Thursday, October 24, 2013

All Hallows Eve / All Saints Day


 The purpose behind All Hallows Eve has been lost—like celebrating New Year’s Eve without a New Year’s Day. Take away the saints and our beliefs about the dignity and destiny of human beings, and the only thing left is pre-Christian superstition regarding the dead.
The same way people gather today at the site of a tragedy on its anniversary to talk to each other and to reporters, the first Christians gathered on the anniversary of a martyr’s death to remember it the way they knew best: with the "breaking of the bread." They retold the stories to inspire each other at a time when faith meant persecution and more martyrdom. Not even death could break the unity in Jesus which Paul had named "the Body of Christ."
By the mid-fourth century a feast of "All Martyrs" appeared on local calendars. As persecutions grew less frequent, the feast was extended to include non-martyr "witnesses," Christians whose lives were "the gospel in action.” In the 16th century at the time of the Reformation, most Protestants were not celebrating All Saints Day.

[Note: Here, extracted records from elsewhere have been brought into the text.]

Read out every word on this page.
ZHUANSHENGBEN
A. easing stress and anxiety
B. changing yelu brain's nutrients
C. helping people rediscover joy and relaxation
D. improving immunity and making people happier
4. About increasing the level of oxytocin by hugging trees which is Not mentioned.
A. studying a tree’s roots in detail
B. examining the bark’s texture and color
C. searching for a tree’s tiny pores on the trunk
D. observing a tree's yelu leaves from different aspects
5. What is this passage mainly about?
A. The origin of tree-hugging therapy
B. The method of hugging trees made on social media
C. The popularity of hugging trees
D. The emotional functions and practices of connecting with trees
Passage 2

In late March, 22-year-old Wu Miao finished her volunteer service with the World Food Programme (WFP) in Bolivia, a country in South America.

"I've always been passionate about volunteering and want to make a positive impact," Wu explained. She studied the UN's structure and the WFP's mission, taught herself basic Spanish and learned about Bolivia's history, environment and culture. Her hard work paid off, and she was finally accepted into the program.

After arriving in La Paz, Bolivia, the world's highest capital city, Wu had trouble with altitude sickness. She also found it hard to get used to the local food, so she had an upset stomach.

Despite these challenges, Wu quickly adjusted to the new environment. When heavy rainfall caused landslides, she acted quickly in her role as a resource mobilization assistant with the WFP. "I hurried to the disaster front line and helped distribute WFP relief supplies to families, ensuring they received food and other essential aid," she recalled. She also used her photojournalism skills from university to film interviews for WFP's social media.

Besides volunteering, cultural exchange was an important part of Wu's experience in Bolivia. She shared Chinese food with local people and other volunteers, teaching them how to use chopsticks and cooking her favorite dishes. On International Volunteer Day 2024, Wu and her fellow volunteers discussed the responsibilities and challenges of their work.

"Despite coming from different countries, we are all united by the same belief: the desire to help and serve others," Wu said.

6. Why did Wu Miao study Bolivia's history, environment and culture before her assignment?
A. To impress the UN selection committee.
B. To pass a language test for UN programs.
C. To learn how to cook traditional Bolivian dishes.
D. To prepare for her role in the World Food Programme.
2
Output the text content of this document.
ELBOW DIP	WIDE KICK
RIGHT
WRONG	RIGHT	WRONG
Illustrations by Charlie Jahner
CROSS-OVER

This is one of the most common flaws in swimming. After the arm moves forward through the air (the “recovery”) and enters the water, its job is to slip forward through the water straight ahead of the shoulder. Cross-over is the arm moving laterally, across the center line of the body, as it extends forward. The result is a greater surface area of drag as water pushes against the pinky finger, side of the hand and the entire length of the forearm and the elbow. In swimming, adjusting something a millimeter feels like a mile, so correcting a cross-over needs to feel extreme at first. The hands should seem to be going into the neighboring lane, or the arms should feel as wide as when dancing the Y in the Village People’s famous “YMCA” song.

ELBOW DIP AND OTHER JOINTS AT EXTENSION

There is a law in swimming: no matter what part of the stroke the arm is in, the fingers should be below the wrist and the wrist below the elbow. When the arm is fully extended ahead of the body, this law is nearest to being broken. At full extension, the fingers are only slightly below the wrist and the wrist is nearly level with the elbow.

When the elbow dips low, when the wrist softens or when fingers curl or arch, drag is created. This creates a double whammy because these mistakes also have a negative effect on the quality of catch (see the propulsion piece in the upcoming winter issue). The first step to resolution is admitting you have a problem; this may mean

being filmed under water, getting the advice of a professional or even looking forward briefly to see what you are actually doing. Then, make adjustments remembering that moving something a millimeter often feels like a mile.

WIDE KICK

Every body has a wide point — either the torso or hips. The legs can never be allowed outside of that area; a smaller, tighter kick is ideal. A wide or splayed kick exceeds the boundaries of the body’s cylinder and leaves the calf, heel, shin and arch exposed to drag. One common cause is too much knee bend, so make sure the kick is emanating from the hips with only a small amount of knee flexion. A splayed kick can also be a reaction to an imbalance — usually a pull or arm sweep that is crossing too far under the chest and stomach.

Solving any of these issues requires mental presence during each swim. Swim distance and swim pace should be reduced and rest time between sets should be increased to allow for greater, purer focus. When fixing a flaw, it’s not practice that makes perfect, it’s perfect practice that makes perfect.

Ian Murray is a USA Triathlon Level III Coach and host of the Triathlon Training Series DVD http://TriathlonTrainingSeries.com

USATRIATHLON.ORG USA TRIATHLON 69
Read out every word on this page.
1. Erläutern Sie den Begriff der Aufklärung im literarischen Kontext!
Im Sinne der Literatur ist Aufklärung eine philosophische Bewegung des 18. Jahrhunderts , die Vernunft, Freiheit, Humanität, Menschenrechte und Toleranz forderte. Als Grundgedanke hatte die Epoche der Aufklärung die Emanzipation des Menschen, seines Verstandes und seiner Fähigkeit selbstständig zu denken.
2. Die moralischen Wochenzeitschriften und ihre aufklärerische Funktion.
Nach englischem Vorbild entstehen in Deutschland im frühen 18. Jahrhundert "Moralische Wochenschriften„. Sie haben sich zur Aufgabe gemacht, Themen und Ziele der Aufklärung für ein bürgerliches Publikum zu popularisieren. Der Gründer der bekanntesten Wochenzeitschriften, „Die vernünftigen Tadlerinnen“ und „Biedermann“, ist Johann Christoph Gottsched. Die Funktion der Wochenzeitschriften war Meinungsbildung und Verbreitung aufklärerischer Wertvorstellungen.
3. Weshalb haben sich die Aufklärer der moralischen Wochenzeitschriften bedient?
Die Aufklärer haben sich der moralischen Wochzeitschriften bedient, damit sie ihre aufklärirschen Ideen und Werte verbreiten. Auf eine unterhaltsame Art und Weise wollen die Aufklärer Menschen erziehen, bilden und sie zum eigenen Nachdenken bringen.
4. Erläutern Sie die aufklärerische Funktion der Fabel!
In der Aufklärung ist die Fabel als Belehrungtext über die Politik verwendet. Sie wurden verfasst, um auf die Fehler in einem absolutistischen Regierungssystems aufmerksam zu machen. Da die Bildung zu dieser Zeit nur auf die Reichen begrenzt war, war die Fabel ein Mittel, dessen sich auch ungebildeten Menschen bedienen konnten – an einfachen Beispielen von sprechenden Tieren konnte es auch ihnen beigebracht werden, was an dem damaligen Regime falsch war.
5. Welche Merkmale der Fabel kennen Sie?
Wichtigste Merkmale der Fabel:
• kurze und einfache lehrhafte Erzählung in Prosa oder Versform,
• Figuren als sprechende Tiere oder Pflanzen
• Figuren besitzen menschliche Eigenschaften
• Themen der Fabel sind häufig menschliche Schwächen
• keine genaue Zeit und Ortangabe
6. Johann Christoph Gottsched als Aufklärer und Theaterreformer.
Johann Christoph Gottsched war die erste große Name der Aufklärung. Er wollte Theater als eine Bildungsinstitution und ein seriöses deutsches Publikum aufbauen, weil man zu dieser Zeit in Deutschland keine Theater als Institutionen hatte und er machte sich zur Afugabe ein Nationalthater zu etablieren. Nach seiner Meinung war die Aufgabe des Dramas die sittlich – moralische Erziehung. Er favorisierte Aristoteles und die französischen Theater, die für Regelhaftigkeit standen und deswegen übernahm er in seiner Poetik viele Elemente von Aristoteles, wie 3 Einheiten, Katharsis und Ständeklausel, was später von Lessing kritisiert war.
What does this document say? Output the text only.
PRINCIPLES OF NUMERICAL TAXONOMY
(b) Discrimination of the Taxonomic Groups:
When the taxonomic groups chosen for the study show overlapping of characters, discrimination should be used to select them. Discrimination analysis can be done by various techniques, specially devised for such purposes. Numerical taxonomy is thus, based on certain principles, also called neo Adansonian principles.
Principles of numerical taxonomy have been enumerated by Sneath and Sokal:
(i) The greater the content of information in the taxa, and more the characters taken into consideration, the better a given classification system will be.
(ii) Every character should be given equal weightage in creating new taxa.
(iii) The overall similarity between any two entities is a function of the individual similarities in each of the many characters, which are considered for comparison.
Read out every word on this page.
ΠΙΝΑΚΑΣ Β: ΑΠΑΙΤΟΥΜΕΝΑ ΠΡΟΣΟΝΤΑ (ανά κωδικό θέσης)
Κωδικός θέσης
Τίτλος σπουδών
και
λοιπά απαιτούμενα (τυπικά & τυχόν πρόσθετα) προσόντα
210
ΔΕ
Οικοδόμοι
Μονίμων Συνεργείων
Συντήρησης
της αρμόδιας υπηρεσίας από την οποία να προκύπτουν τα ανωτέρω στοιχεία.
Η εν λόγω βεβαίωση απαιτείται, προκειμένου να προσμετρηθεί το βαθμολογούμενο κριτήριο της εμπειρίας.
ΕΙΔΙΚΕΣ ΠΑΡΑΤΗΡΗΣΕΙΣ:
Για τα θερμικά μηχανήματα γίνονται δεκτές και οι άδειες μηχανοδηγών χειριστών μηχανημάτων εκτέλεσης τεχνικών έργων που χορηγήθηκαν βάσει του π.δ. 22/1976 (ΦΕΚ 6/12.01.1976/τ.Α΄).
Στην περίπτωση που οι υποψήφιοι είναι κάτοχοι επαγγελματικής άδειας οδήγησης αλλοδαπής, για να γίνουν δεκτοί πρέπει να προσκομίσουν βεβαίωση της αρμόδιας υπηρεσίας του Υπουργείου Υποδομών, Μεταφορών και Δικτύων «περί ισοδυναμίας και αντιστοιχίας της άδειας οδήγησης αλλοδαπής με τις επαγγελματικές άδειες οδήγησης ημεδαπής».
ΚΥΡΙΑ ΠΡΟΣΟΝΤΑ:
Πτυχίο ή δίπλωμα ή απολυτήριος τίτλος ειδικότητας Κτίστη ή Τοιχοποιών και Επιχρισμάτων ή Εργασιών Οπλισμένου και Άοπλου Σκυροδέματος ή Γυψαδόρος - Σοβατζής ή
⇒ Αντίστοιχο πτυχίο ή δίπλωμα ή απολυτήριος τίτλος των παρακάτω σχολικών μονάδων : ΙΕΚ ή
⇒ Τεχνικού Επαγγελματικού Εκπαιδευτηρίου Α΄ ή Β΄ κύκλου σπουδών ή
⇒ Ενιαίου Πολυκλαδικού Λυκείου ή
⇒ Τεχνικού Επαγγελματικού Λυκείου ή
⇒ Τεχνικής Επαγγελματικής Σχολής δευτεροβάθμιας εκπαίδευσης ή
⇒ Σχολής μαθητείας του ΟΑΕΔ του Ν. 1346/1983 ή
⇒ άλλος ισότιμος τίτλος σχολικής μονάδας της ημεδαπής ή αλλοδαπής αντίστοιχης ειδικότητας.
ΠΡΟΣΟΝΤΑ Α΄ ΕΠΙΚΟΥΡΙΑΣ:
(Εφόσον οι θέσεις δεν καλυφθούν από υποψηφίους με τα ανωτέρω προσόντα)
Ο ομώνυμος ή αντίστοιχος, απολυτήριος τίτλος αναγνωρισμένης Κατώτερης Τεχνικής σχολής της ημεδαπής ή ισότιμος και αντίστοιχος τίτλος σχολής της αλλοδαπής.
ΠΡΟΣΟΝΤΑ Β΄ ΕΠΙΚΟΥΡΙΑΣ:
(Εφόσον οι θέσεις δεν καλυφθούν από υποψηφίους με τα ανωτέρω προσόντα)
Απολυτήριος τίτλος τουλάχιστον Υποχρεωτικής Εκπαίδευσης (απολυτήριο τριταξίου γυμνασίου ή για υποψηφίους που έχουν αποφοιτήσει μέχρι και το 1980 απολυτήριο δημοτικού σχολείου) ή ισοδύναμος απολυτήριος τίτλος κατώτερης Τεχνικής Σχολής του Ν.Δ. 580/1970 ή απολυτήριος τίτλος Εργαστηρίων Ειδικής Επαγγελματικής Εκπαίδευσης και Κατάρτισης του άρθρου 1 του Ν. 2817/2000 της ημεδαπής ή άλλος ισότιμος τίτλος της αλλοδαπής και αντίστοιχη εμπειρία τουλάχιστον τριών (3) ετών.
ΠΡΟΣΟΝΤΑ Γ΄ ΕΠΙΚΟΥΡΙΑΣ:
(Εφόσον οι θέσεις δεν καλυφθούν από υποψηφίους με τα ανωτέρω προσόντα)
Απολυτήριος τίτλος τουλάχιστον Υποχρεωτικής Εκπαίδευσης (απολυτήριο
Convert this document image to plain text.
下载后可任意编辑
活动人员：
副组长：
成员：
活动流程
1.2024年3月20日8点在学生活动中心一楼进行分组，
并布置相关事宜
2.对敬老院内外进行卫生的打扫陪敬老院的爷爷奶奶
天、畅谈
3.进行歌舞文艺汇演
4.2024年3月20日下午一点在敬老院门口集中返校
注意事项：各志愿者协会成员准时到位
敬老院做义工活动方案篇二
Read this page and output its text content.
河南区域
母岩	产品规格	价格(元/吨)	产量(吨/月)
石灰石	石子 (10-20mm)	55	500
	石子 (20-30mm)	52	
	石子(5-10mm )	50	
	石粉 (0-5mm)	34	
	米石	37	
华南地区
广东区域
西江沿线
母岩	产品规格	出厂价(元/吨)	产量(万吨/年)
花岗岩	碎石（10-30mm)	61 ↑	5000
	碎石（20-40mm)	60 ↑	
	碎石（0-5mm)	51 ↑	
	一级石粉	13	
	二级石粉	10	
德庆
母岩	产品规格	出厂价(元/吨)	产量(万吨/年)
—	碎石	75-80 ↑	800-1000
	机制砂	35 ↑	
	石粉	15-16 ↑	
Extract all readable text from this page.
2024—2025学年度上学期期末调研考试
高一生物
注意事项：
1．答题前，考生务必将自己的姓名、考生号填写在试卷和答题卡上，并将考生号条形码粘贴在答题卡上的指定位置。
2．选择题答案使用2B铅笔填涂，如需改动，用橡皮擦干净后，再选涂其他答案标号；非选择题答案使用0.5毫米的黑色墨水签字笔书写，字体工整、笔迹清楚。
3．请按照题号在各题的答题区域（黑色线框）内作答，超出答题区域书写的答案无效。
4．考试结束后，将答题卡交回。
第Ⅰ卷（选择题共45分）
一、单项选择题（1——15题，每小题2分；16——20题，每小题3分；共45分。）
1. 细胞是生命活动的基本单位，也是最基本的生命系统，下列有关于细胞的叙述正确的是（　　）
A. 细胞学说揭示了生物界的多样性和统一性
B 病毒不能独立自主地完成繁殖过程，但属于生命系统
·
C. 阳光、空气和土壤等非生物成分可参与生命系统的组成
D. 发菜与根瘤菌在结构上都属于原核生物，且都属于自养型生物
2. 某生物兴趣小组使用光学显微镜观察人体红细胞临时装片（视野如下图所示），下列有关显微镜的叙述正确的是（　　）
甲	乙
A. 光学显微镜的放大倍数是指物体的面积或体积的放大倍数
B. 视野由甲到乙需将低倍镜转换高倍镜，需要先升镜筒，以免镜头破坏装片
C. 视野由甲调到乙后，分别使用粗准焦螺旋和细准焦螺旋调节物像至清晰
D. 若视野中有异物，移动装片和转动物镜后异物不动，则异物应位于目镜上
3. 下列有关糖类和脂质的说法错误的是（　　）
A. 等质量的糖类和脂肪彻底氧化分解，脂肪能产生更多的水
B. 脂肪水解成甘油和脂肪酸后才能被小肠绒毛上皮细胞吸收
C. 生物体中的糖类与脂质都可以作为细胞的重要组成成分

 Death is not cute. Halloween began with martyrs, after all. At Halloween we need to use discernment to separate the symbols, to protect our children from very real dangers, to cut through the customs that contradict our relationship with God.

 Most of all, be free from fear. We who are in Christ have nothing to fear, and we should be ready with an answer to those who act as if the devil were the equal and opposite of God. There is no "equal and opposite" of God.